Klik Link: https://youtu.be/qUqxMbFA3wA
Jauh sebelum dentang bedug menggema di tanah Jawa, pulau ini telah lama mengenal spiritualitas. Kerajaan-kerajaan Hindu–Buddha seperti Majapahit, Kediri, dan Singhasari membangun peradaban yang kuat, berlapis adat, dan penuh simbol. Karena itu, Islam tidak datang ke Jawa dengan pedang, melainkan dengan kesabaran, kebijaksanaan, dan seni kehidupan.
Jejak Awal dari Pesisir
Islam pertama kali singgah di Jawa melalui jalur perdagangan sekitar abad ke-13 hingga 15 M. Para pedagang Muslim dari Arab, Gujarat, dan Persia berlabuh di pelabuhan-pelabuhan pesisir seperti Gresik, Tuban, Demak, dan Cirebon. Mereka bukan hanya membawa barang dagangan, tetapi juga akhlak, kejujuran, dan etika hidup Islam.

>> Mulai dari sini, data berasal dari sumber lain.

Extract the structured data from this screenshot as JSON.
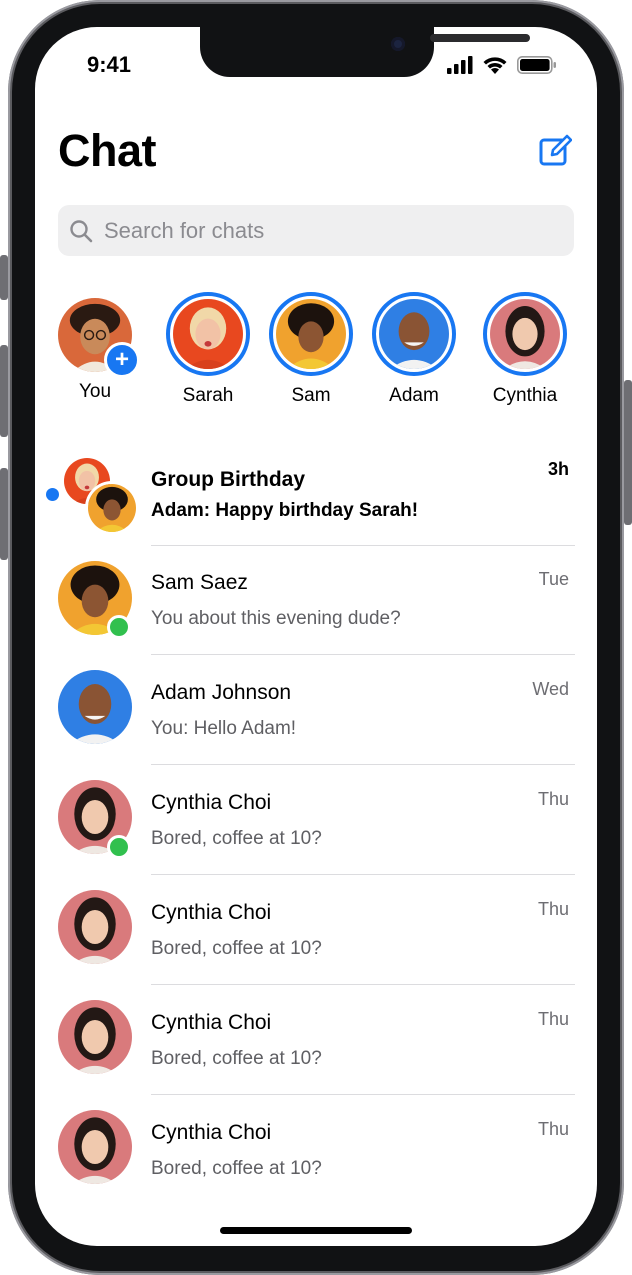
{
  "status_bar": {
    "time": "9:41"
  },
  "header": {
    "title": "Chat"
  },
  "search": {
    "placeholder": "Search for chats",
    "value": ""
  },
  "stories": [
    {
      "label": "You",
      "has_add_badge": true
    },
    {
      "label": "Sarah"
    },
    {
      "label": "Sam"
    },
    {
      "label": "Adam"
    },
    {
      "label": "Cynthia"
    }
  ],
  "chats": [
    {
      "name": "Group Birthday",
      "message": "Adam: Happy birthday Sarah!",
      "time": "3h",
      "unread": true
    },
    {
      "name": "Sam Saez",
      "message": "You about this evening dude?",
      "time": "Tue",
      "online": true
    },
    {
      "name": "Adam Johnson",
      "message": "You: Hello Adam!",
      "time": "Wed"
    },
    {
      "name": "Cynthia Choi",
      "message": "Bored, coffee at 10?",
      "time": "Thu",
      "online": true
    },
    {
      "name": "Cynthia Choi",
      "message": "Bored, coffee at 10?",
      "time": "Thu"
    },
    {
      "name": "Cynthia Choi",
      "message": "Bored, coffee at 10?",
      "time": "Thu"
    },
    {
      "name": "Cynthia Choi",
      "message": "Bored, coffee at 10?",
      "time": "Thu"
    }
  ],
  "colors": {
    "accent": "#1877f2",
    "online": "#31c04e",
    "unread_dot": "#1877f2"
  }
}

Di Gresik, nama Maulana Malik Ibrahim (Sunan Gresik) dikenang sebagai pelopor. Ia bukan pendakwah yang lantang berkhutbah, melainkan tabib dan penolong rakyat. Saat wabah dan kelaparan melanda, Malik Ibrahim hadir menolong tanpa memandang agama. Dari situlah rakyat mulai bertanya: “Ajaran apakah yang membuat seseorang begitu welas asih?”
Para Wali: Dakwah dengan Jiwa Jawa
Islam berkembang pesat ketika muncul Wali Songo, sembilan tokoh dakwah yang memahami satu hal penting: Jawa tidak bisa diubah dengan paksaan.
-
Sunan Ampel adalah pendidik. Ia mendirikan pesantren, membentuk kader dakwah, dan menanamkan akidah dengan disiplin. Wataknya tegas, berwibawa, dan berpikir jauh ke depan.
-
Sunan Bonang, murid Sunan Ampel, memilih jalur seni. Ia menggunakan gamelan dan tembang. Nada-nada Jawa diisi makna tauhid. Dakwahnya halus, menyentuh perasaan.
-
Sunan Kalijaga adalah jembatan budaya. Ia tidak menolak wayang, tetapi mengislamkan maknanya. Tokoh Pandawa dijadikan simbol akhlak, dan lakon Mahabharata diisi nilai tauhid. Ia sabar, rendah hati, dan sangat memahami jiwa rakyat kecil.
-
Sunan Kudus bijak dalam toleransi. Ia melarang penyembelihan sapi di Kudus demi menghormati pemeluk Hindu. Dakwahnya mengajarkan bahwa Islam datang untuk merangkul, bukan melukai.
Islam dan Runtuhnya Majapahit
Saat Majapahit melemah karena konflik internal, Islam telah tumbuh kuat di pesisir. Namun runtuhnya Majapahit bukan karena penaklukan Islam, melainkan karena perpecahan politik. Islam justru menjadi alternatif tatanan baru yang menawarkan keadilan dan persaudaraan.
Dari keturunan Majapahit sendiri lahir Raden Patah, yang kelak mendirikan Kesultanan Demak, kerajaan Islam pertama di Jawa. Dengan bimbingan para wali, Demak berdiri sebagai simbol peralihan zaman—dari kerajaan berbasis kasta menuju masyarakat yang lebih egaliter.
Masjid Demak: Simbol Peralihan
Didirikannya Masjid Agung Demak menjadi tonggak penting. Tiangnya (saka guru) konon dibuat dari kayu sederhana, melambangkan bahwa Islam berdiri di atas kebersamaan, bukan kemewahan. Di masjid inilah dakwah, musyawarah, dan pendidikan berlangsung.
Islam di Jawa tidak memutus masa lalu, melainkan menyaringnya. Selamatan, kenduri, dan tradisi lokal diberi ruh baru berupa doa kepada Allah. Inilah wajah Islam Nusantara: tauhid yang menyatu dengan budaya.
Makna Sejarah Masuknya Islam ke Jawa
Masuknya Islam ke Jawa mengajarkan bahwa:
-
Perubahan besar bisa terjadi dengan cara damai
-
Dakwah yang efektif lahir dari pemahaman budaya
-
Akhlak lebih kuat daripada kekuatan senjata
-
Islam di Jawa tumbuh sebagai agama sekaligus peradaban
Hingga hari ini, jejak para wali masih hidup—dalam tradisi, masjid, pesantren, dan sikap moderat umat Islam Jawa. Islam tidak datang sebagai tamu asing, tetapi sebagai tamu yang akhirnya menjadi tuan rumah di hati rakyat.